Il fascismo è nato in Italia ed è nato dagli italiani. Questo non si può negare. Il nostro spettacolo è uno spettacolo italiano, non è parodistico, dunque non è italiota. Probabilmente, però, questo Paese ha qualcosa di endemico e nel suo DNA ha delle cellule che, se risvegliate, possono camminare in una certa direzione. Penso che ci potrebbero essere molti fascismi, ma quello storico non potrà più ritornare. Oggi ci deve preoccupare il metodo fascista, non più le vicende consegnate alla storia. Forse, come diciamo all’inizio e alla fine dello spettacolo, l’Italia è portata a credere all’idea di un capo a cui obbedire e di un uomo in cui credere.

Spesso il teatro chiama a sé i fantasmi e tenta di seppellirli. Ci si può riuscire anche con Mussolini?
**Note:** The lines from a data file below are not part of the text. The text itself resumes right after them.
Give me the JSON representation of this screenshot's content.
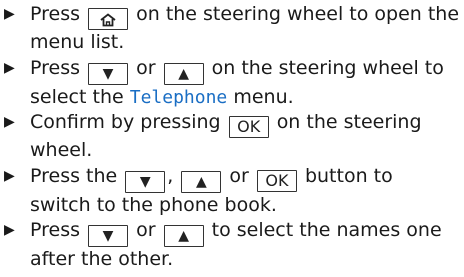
{
  "steps": [
    {
      "pre": "Press",
      "key1": "home",
      "post": "on the steering wheel to open the",
      "line2": "menu list."
    },
    {
      "pre": "Press",
      "key1": "▼",
      "mid": "or",
      "key2": "▲",
      "post": "on the steering wheel to",
      "line2_pre": "select the",
      "menu_name": "Telephone",
      "line2_post": "menu."
    },
    {
      "pre": "Confirm by pressing",
      "key1": "OK",
      "post": "on the steering",
      "line2": "wheel."
    },
    {
      "pre": "Press the",
      "key1": "▼",
      "sep1": ",",
      "key2": "▲",
      "mid": "or",
      "key3": "OK",
      "post": "button to",
      "line2": "switch to the phone book."
    },
    {
      "pre": "Press",
      "key1": "▼",
      "mid": "or",
      "key2": "▲",
      "post": "to select the names one",
      "line2": "after the other."
    }
  ],
  "bullet_glyph": "▶",
  "colors": {
    "menu_name": "#1a6ec4",
    "text": "#1a1a1a"
  }
}
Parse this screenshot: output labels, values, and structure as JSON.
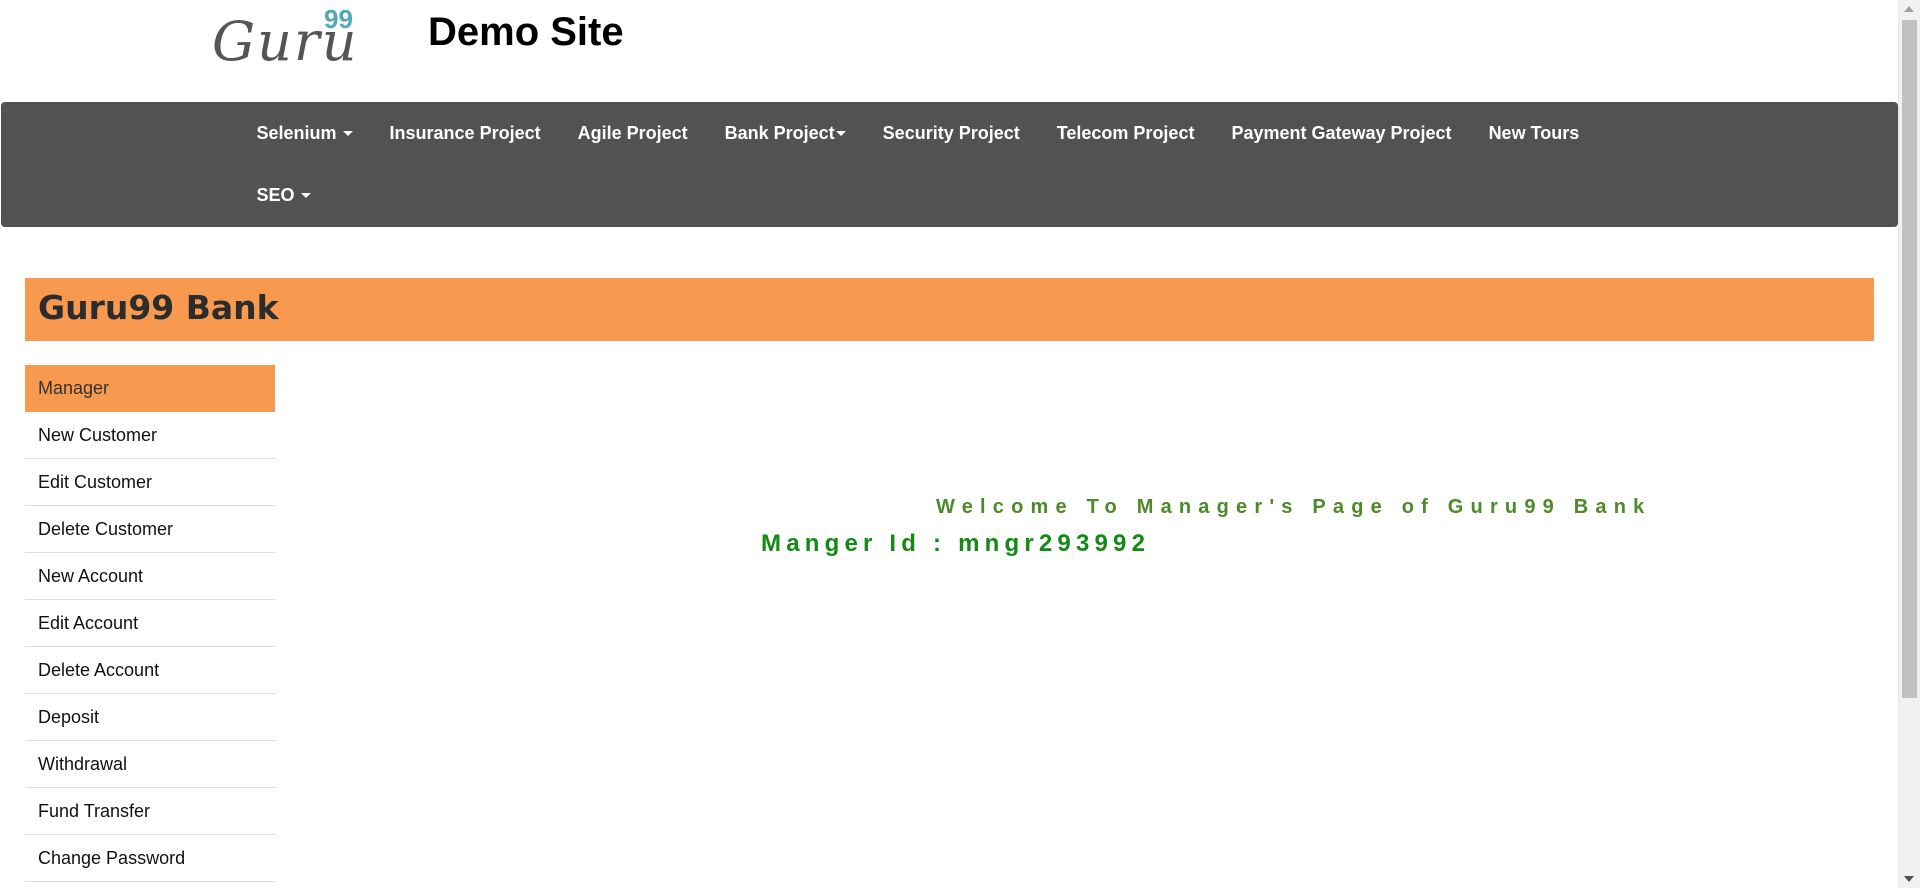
{
  "header": {
    "logo_text": "Guru",
    "logo_sup": "99",
    "site_title": "Demo Site"
  },
  "navbar": {
    "row1": [
      {
        "label": "Selenium",
        "dropdown": true
      },
      {
        "label": "Insurance Project",
        "dropdown": false
      },
      {
        "label": "Agile Project",
        "dropdown": false
      },
      {
        "label": "Bank Project",
        "dropdown": true
      },
      {
        "label": "Security Project",
        "dropdown": false
      },
      {
        "label": "Telecom Project",
        "dropdown": false
      },
      {
        "label": "Payment Gateway Project",
        "dropdown": false
      },
      {
        "label": "New Tours",
        "dropdown": false
      }
    ],
    "row2": [
      {
        "label": "SEO",
        "dropdown": true
      }
    ]
  },
  "bank": {
    "title": "Guru99 Bank"
  },
  "sidebar": {
    "items": [
      {
        "label": "Manager",
        "active": true
      },
      {
        "label": "New Customer"
      },
      {
        "label": "Edit Customer"
      },
      {
        "label": "Delete Customer"
      },
      {
        "label": "New Account"
      },
      {
        "label": "Edit Account"
      },
      {
        "label": "Delete Account"
      },
      {
        "label": "Deposit"
      },
      {
        "label": "Withdrawal"
      },
      {
        "label": "Fund Transfer"
      },
      {
        "label": "Change Password"
      }
    ]
  },
  "main": {
    "welcome": "Welcome To Manager's Page of Guru99 Bank",
    "manager_id": "Manger Id : mngr293992"
  },
  "colors": {
    "navbar_bg": "#525252",
    "accent_orange": "#f79a50",
    "welcome_green": "#4d8a2a",
    "id_green": "#138a13",
    "logo_teal": "#4fa9b8"
  }
}
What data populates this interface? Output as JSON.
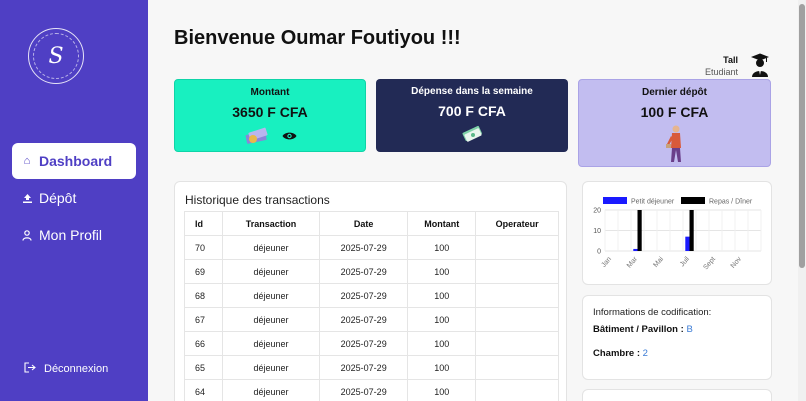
{
  "sidebar": {
    "logo_letter": "S",
    "items": [
      {
        "label": "Dashboard",
        "icon": "home-icon"
      },
      {
        "label": "Dépôt",
        "icon": "upload-icon"
      },
      {
        "label": "Mon Profil",
        "icon": "user-icon"
      }
    ],
    "logout_label": "Déconnexion"
  },
  "header": {
    "welcome": "Bienvenue Oumar Foutiyou !!!",
    "user_name": "Tall",
    "user_role": "Etudiant"
  },
  "cards": [
    {
      "title": "Montant",
      "value": "3650 F CFA",
      "bg": "#18f0c0"
    },
    {
      "title": "Dépense dans la semaine",
      "value": "700 F CFA",
      "bg": "#222a55"
    },
    {
      "title": "Dernier dépôt",
      "value": "100 F CFA",
      "bg": "#c2bdf0"
    }
  ],
  "transactions": {
    "title": "Historique des transactions",
    "columns": [
      "Id",
      "Transaction",
      "Date",
      "Montant",
      "Operateur"
    ],
    "rows": [
      [
        "70",
        "déjeuner",
        "2025-07-29",
        "100",
        ""
      ],
      [
        "69",
        "déjeuner",
        "2025-07-29",
        "100",
        ""
      ],
      [
        "68",
        "déjeuner",
        "2025-07-29",
        "100",
        ""
      ],
      [
        "67",
        "déjeuner",
        "2025-07-29",
        "100",
        ""
      ],
      [
        "66",
        "déjeuner",
        "2025-07-29",
        "100",
        ""
      ],
      [
        "65",
        "déjeuner",
        "2025-07-29",
        "100",
        ""
      ],
      [
        "64",
        "déjeuner",
        "2025-07-29",
        "100",
        ""
      ]
    ]
  },
  "chart_data": {
    "type": "bar",
    "categories": [
      "Jan",
      "Mar",
      "Mai",
      "Juil",
      "Sept",
      "Nov"
    ],
    "series": [
      {
        "name": "Petit déjeuner",
        "color": "#1a1aff",
        "values": [
          0,
          1,
          0,
          7,
          0,
          0
        ]
      },
      {
        "name": "Repas / Dîner",
        "color": "#000000",
        "values": [
          0,
          20,
          0,
          20,
          0,
          0
        ]
      }
    ],
    "ylim": [
      0,
      20
    ],
    "yticks": [
      "0",
      "10",
      "20"
    ],
    "grid": true,
    "legend": "top"
  },
  "info": {
    "title": "Informations de codification:",
    "batiment_label": "Bâtiment / Pavillon :",
    "batiment_value": "B",
    "chambre_label": "Chambre :",
    "chambre_value": "2"
  }
}
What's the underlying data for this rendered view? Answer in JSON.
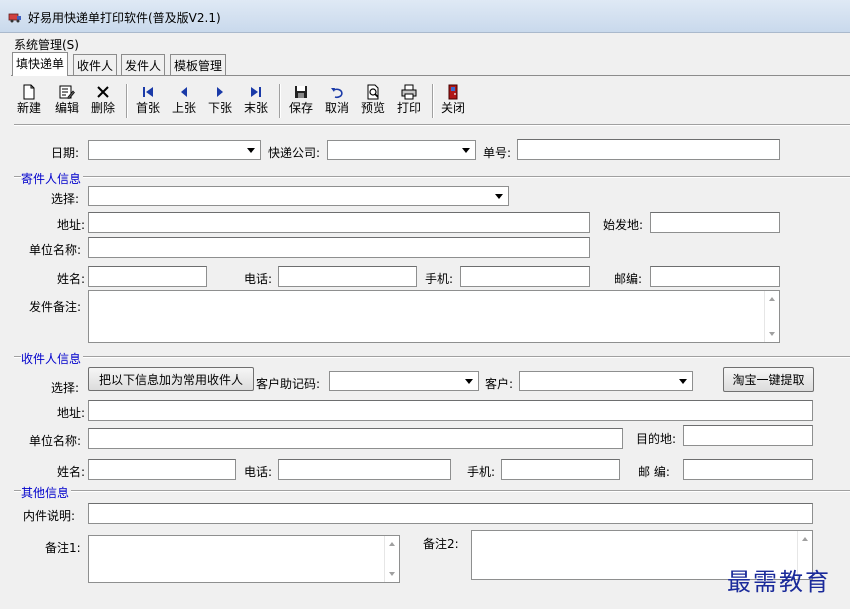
{
  "window": {
    "title": "好易用快递单打印软件(普及版V2.1)"
  },
  "menu": {
    "system": "系统管理(S)"
  },
  "tabs": [
    {
      "label": "填快递单",
      "active": true
    },
    {
      "label": "收件人",
      "active": false
    },
    {
      "label": "发件人",
      "active": false
    },
    {
      "label": "模板管理",
      "active": false
    }
  ],
  "toolbar": {
    "new": "新建",
    "edit": "编辑",
    "delete": "删除",
    "first": "首张",
    "prev": "上张",
    "next": "下张",
    "last": "末张",
    "save": "保存",
    "cancel": "取消",
    "preview": "预览",
    "print": "打印",
    "close": "关闭"
  },
  "top": {
    "date_label": "日期:",
    "date_value": "",
    "courier_label": "快递公司:",
    "courier_value": "",
    "number_label": "单号:",
    "number_value": ""
  },
  "sender": {
    "section_title": "寄件人信息",
    "select_label": "选择:",
    "select_value": "",
    "address_label": "地址:",
    "address_value": "",
    "origin_label": "始发地:",
    "origin_value": "",
    "company_label": "单位名称:",
    "company_value": "",
    "name_label": "姓名:",
    "name_value": "",
    "phone_label": "电话:",
    "phone_value": "",
    "mobile_label": "手机:",
    "mobile_value": "",
    "zip_label": "邮编:",
    "zip_value": "",
    "note_label": "发件备注:",
    "note_value": ""
  },
  "recipient": {
    "section_title": "收件人信息",
    "select_label": "选择:",
    "add_common_button": "把以下信息加为常用收件人",
    "mnemonic_label": "客户助记码:",
    "mnemonic_value": "",
    "customer_label": "客户:",
    "customer_value": "",
    "taobao_button": "淘宝一键提取",
    "address_label": "地址:",
    "address_value": "",
    "company_label": "单位名称:",
    "company_value": "",
    "destination_label": "目的地:",
    "destination_value": "",
    "name_label": "姓名:",
    "name_value": "",
    "phone_label": "电话:",
    "phone_value": "",
    "mobile_label": "手机:",
    "mobile_value": "",
    "zip_label": "邮 编:",
    "zip_value": ""
  },
  "other": {
    "section_title": "其他信息",
    "contents_label": "内件说明:",
    "contents_value": "",
    "note1_label": "备注1:",
    "note1_value": "",
    "note2_label": "备注2:",
    "note2_value": ""
  },
  "watermark": "最需教育"
}
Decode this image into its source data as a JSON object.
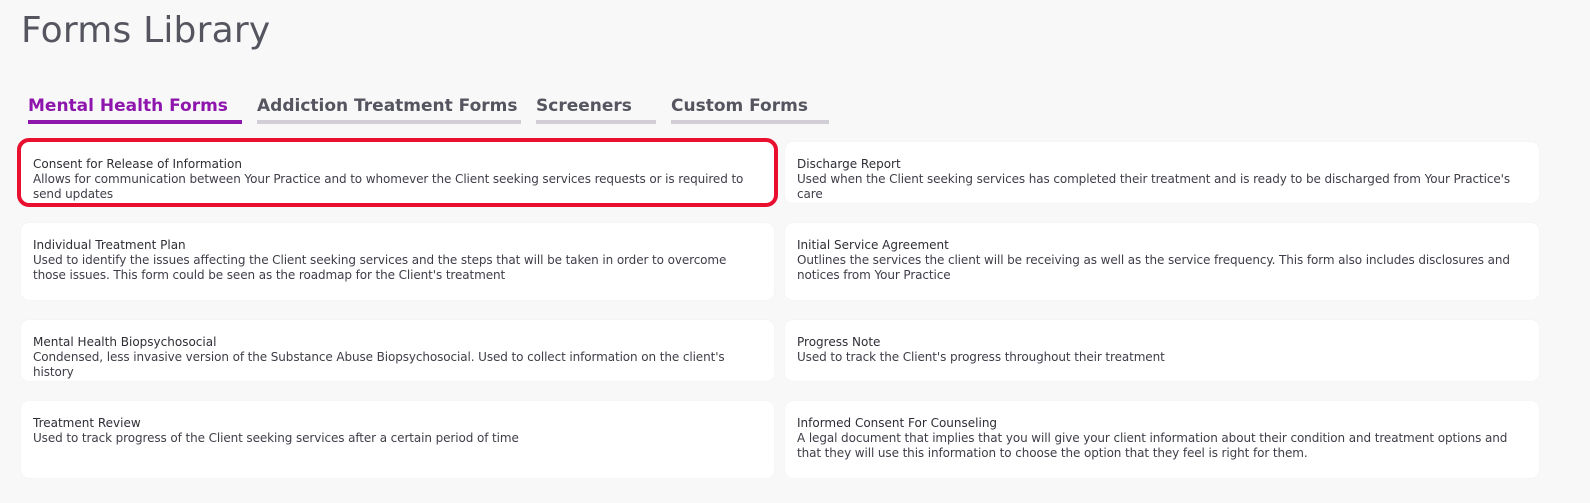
{
  "page": {
    "title": "Forms Library"
  },
  "tabs": [
    {
      "label": "Mental Health Forms",
      "active": true
    },
    {
      "label": "Addiction Treatment Forms",
      "active": false
    },
    {
      "label": "Screeners",
      "active": false
    },
    {
      "label": "Custom Forms",
      "active": false
    }
  ],
  "forms": [
    {
      "title": "Consent for Release of Information",
      "description": "Allows for communication between Your Practice and to whomever the Client seeking services requests or is required to send updates"
    },
    {
      "title": "Discharge Report",
      "description": "Used when the Client seeking services has completed their treatment and is ready to be discharged from Your Practice's care"
    },
    {
      "title": "Individual Treatment Plan",
      "description": "Used to identify the issues affecting the Client seeking services and the steps that will be taken in order to overcome those issues. This form could be seen as the roadmap for the Client's treatment"
    },
    {
      "title": "Initial Service Agreement",
      "description": "Outlines the services the client will be receiving as well as the service frequency. This form also includes disclosures and notices from Your Practice"
    },
    {
      "title": "Mental Health Biopsychosocial",
      "description": "Condensed, less invasive version of the Substance Abuse Biopsychosocial. Used to collect information on the client's history"
    },
    {
      "title": "Progress Note",
      "description": "Used to track the Client's progress throughout their treatment"
    },
    {
      "title": "Treatment Review",
      "description": "Used to track progress of the Client seeking services after a certain period of time"
    },
    {
      "title": "Informed Consent For Counseling",
      "description": "A legal document that implies that you will give your client information about their condition and treatment options and that they will use this information to choose the option that they feel is right for them."
    }
  ],
  "colors": {
    "accent": "#8e16ad",
    "highlight": "#e8102e",
    "background": "#f8f8f9"
  }
}
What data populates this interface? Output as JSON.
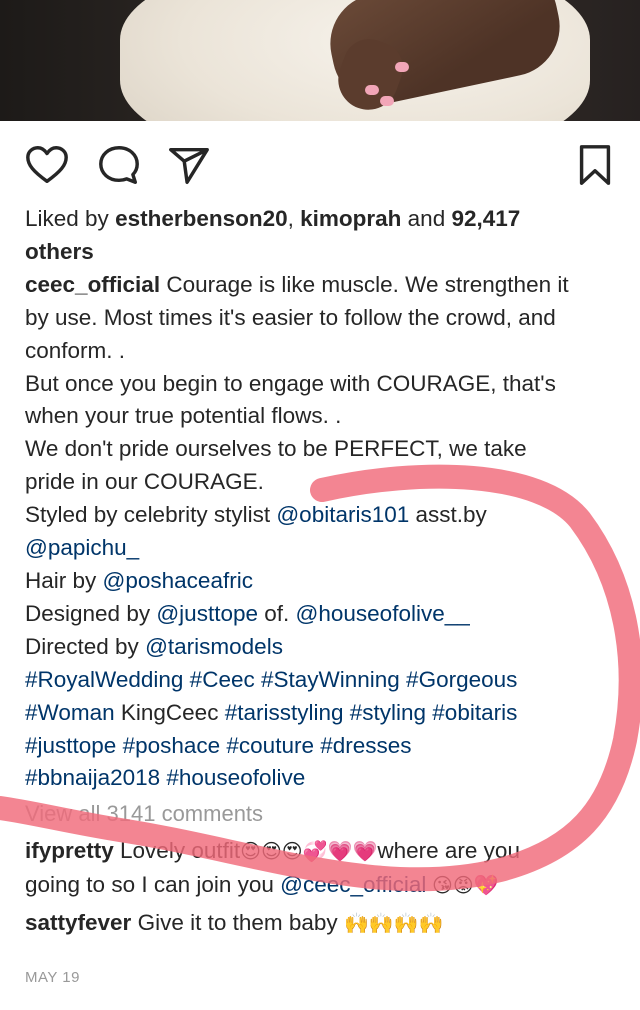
{
  "post": {
    "likes": {
      "prefix": "Liked by ",
      "user1": "estherbenson20",
      "sep": ", ",
      "user2": "kimoprah",
      "and": " and ",
      "count": "92,417",
      "others": "others"
    },
    "caption": {
      "username": "ceec_official",
      "l1": " Courage is like muscle. We strengthen it",
      "l2": "by use. Most times it's easier to follow the crowd, and",
      "l3": "conform. .",
      "l4": "But once you begin to engage with COURAGE, that's",
      "l5": "when your true potential flows. .",
      "l6": "We don't pride ourselves to be PERFECT, we take",
      "l7": "pride in our COURAGE.",
      "styled_prefix": "Styled by celebrity stylist ",
      "styled_handle": "@obitaris101",
      "styled_asst": " asst.by",
      "asst_handle": "@papichu_",
      "hair_prefix": "Hair by ",
      "hair_handle": "@poshaceafric",
      "designed_prefix": "Designed by ",
      "designed_handle": "@justtope",
      "designed_of": " of. ",
      "designed_handle2": "@houseofolive__",
      "directed_prefix": "Directed by ",
      "directed_handle": "@tarismodels",
      "tags_l1": "#RoyalWedding #Ceec #StayWinning #Gorgeous",
      "tags_l2_a": "#Woman",
      "tags_l2_b": " KingCeec ",
      "tags_l2_c": "#tarisstyling #styling #obitaris",
      "tags_l3": "#justtope #poshace #couture #dresses",
      "tags_l4": "#bbnaija2018 #houseofolive"
    },
    "view_all": "View all 3141 comments",
    "comments": [
      {
        "username": "ifypretty",
        "text1": " Lovely outfit",
        "emoji1": "😍😍😍💞💗💗",
        "text2": "where are you",
        "text3": "going to so I can join you ",
        "mention": "@ceec_official",
        "emoji2": " 😘😡💖"
      },
      {
        "username": "sattyfever",
        "text1": " Give it to them baby ",
        "emoji1": "🙌🙌🙌🙌"
      }
    ],
    "date": "MAY 19"
  },
  "icons": {
    "like": "heart-icon",
    "comment": "comment-bubble-icon",
    "share": "send-icon",
    "save": "bookmark-icon"
  },
  "colors": {
    "text": "#262626",
    "link": "#003569",
    "muted": "#999999",
    "marker": "#f06a7a"
  }
}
No, non credo possa bastare questo lavoro. Da anni, ogni anno, da Vespa a Gentile si scrivono libri sul fascismo e su Mussolini. Ciclicamente i conti con Mussolini questo Paese non li ha fatti. Mussolini non credo sia come Hitler per i tedeschi. Per molti italiani il Duce vive ancora in un “sì, però”. Però ha fatto anche cose buone, però le bonifiche, però le strade, però le ferrovie. Per molti c’è un rapporto intermittente con la figura di Mussolini e non c’è mai stata per davvero una condanna unanime del fascismo.

Ha capito come Mussolini riuscì a conquistare l’Italia?

Ha sfruttato il tempo che veniva, così rancoroso e feroce, a proprio favore. Mussolini cambiava continuamente, Mussolini non è mai stato individuabile. Era convinto che il futuro fosse suo. E lo dice: «Io sono come le bestie, sento il tempo che viene».